Some National Grid customers will get $$ from settlement
By Katie Lannan
More than 50,000 National Grid customers will receive refunds or credits after they were improperly charged reconnection fees for their gas service, Attorney General Maura Healey announced Tuesday.
The refunds are part of a $7 million settlement Healey's office reached with National Grid, which also includes $3 million that will be used to help Massachusetts customers with their gas bills, $180,000 to the state's general fund, and $20,000 to defray the cost of Healey's investigation.
According to the AG's office, from 2010 to 2016 National Grid improperly charged 53,000 residential customers a $50 reconnection fee after their gas service was shut off for non-payment.
Many of those customers paid the fee multiple times, resulting in over 76,000 improper assessments. One low-income resident was charged the fee 13 times, Healey said.
National Grid agreed to eliminate the fee in 2010, and attributes the continued billing to a coding error in its system, Healey's office said.

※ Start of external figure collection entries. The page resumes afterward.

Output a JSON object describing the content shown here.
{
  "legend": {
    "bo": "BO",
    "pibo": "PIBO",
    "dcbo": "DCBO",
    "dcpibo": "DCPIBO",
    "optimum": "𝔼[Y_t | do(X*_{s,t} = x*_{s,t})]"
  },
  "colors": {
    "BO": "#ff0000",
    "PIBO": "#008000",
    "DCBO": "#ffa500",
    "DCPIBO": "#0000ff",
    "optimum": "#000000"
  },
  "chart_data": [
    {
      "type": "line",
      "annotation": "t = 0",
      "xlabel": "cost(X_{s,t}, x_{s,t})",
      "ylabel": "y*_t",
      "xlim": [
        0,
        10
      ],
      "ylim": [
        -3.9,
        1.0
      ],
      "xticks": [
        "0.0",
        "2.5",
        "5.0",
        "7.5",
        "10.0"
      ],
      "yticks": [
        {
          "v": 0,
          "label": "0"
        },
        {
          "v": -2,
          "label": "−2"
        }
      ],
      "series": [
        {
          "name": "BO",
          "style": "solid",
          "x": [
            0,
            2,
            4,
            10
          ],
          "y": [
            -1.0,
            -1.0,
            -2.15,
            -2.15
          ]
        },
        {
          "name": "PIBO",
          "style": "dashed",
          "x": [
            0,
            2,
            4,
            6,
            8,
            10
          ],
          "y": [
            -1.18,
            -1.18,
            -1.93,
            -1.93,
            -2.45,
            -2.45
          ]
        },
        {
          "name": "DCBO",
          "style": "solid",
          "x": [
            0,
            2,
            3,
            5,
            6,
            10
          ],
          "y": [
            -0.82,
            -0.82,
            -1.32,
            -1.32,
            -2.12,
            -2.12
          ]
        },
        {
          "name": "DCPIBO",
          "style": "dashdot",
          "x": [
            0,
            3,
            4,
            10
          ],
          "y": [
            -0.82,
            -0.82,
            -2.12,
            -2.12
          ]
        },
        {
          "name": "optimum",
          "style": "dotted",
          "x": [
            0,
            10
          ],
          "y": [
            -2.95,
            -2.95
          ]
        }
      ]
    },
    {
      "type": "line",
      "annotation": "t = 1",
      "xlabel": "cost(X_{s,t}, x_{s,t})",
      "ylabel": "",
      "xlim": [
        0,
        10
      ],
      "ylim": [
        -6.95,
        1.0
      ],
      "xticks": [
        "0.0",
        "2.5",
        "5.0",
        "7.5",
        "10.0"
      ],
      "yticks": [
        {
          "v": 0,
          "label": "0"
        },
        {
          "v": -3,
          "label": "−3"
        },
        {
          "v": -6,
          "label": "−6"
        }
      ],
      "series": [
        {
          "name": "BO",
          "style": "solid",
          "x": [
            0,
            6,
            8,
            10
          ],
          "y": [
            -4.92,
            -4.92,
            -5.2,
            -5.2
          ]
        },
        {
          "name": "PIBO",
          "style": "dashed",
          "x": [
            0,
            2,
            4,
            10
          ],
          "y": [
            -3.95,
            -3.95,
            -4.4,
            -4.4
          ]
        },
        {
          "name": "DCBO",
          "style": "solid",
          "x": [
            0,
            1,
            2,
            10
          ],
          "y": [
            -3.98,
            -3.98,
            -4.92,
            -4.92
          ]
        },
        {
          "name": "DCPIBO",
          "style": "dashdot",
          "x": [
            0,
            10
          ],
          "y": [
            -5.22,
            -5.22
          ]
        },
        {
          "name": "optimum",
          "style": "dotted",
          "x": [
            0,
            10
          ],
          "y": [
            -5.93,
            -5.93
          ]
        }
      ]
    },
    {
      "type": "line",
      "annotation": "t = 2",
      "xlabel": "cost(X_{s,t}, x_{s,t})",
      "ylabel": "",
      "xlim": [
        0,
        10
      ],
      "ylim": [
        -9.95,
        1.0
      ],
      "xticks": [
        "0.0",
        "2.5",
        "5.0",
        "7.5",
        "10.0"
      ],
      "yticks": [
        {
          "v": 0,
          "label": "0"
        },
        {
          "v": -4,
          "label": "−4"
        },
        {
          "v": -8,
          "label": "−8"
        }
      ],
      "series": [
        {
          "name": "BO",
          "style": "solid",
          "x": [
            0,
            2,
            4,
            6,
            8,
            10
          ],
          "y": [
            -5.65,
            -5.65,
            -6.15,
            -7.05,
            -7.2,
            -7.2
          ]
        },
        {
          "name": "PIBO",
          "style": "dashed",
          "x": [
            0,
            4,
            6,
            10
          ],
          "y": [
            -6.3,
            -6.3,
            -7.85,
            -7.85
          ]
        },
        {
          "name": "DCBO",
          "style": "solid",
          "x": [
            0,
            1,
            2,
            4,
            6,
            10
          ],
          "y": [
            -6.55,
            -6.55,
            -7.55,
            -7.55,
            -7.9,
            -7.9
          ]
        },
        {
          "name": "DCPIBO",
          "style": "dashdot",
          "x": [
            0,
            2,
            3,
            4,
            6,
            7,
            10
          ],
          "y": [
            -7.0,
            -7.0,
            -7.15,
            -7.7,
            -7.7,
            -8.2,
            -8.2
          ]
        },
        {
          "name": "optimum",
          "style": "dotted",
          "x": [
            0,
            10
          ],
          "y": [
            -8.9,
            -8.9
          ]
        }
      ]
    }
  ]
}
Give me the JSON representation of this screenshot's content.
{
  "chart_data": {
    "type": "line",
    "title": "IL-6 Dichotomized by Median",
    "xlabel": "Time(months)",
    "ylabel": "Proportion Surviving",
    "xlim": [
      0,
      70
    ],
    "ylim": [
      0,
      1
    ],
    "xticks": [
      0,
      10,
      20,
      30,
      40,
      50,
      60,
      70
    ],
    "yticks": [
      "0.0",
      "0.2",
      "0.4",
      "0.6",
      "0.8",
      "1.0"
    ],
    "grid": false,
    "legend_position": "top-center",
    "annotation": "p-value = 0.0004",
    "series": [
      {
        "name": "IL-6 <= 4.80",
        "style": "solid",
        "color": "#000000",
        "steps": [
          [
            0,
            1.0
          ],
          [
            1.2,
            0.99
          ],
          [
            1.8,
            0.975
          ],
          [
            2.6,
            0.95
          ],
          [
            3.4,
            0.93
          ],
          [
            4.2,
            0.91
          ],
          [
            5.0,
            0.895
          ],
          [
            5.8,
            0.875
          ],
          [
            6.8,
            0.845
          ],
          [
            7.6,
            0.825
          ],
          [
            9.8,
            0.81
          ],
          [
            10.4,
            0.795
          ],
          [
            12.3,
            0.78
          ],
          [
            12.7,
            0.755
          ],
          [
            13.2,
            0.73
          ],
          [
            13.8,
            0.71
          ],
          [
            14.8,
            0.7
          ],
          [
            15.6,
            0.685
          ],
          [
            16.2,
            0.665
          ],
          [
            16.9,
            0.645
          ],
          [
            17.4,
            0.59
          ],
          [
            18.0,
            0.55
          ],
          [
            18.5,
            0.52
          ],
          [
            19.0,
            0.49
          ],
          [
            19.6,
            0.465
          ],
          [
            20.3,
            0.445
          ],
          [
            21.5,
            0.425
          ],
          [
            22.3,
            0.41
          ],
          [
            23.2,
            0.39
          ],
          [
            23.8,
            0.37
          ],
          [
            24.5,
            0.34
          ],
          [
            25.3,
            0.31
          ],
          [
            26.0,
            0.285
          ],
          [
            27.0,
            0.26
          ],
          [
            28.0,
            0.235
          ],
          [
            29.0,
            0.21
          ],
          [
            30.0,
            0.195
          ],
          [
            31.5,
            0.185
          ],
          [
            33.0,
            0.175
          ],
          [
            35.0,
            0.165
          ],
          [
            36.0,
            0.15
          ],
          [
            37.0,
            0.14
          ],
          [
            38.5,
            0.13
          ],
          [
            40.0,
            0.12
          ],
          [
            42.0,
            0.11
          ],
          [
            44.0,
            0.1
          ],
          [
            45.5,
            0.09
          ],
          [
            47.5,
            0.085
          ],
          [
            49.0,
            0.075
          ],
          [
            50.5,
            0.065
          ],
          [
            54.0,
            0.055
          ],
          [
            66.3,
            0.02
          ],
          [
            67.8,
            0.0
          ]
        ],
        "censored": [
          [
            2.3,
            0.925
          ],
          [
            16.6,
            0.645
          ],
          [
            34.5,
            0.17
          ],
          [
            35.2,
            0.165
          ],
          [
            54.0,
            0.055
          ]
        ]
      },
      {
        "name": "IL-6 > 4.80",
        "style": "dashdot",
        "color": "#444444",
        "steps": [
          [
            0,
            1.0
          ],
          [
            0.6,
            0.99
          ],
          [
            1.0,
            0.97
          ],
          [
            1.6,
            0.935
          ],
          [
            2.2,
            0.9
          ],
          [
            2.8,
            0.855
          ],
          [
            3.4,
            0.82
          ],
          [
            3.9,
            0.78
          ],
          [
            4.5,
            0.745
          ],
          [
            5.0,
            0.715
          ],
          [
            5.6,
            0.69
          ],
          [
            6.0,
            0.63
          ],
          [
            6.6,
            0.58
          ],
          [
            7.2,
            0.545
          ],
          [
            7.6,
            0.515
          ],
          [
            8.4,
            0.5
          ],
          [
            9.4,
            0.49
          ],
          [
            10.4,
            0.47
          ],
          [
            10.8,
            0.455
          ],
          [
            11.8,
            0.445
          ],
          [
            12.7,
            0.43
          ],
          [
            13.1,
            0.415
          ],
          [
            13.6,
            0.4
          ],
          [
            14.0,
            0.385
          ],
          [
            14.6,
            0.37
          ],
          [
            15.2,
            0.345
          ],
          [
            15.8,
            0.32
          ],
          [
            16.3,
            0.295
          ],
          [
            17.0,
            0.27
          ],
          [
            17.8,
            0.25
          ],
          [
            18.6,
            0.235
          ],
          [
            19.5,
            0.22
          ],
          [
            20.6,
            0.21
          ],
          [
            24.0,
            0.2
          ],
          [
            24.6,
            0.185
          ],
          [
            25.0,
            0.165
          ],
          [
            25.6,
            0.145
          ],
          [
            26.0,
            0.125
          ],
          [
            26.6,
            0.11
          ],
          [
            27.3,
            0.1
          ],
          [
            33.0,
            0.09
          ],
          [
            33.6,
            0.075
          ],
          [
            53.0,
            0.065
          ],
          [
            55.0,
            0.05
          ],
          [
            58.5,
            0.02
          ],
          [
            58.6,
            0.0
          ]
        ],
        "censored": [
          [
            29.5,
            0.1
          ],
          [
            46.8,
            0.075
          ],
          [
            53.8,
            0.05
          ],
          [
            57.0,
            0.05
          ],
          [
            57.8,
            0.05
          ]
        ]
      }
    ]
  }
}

The settlement also calls on the utility to improve its processes so similar billing system errors do not happen in the future.
Current and former National Grid residential gas customers who believe that they were assessed a gas reconnection fee between November 2010 and November 2016 and who have not already received a bill credit should contact National Grid at 1-800-233-5325 within one year to obtain a bill credit or refund from the company.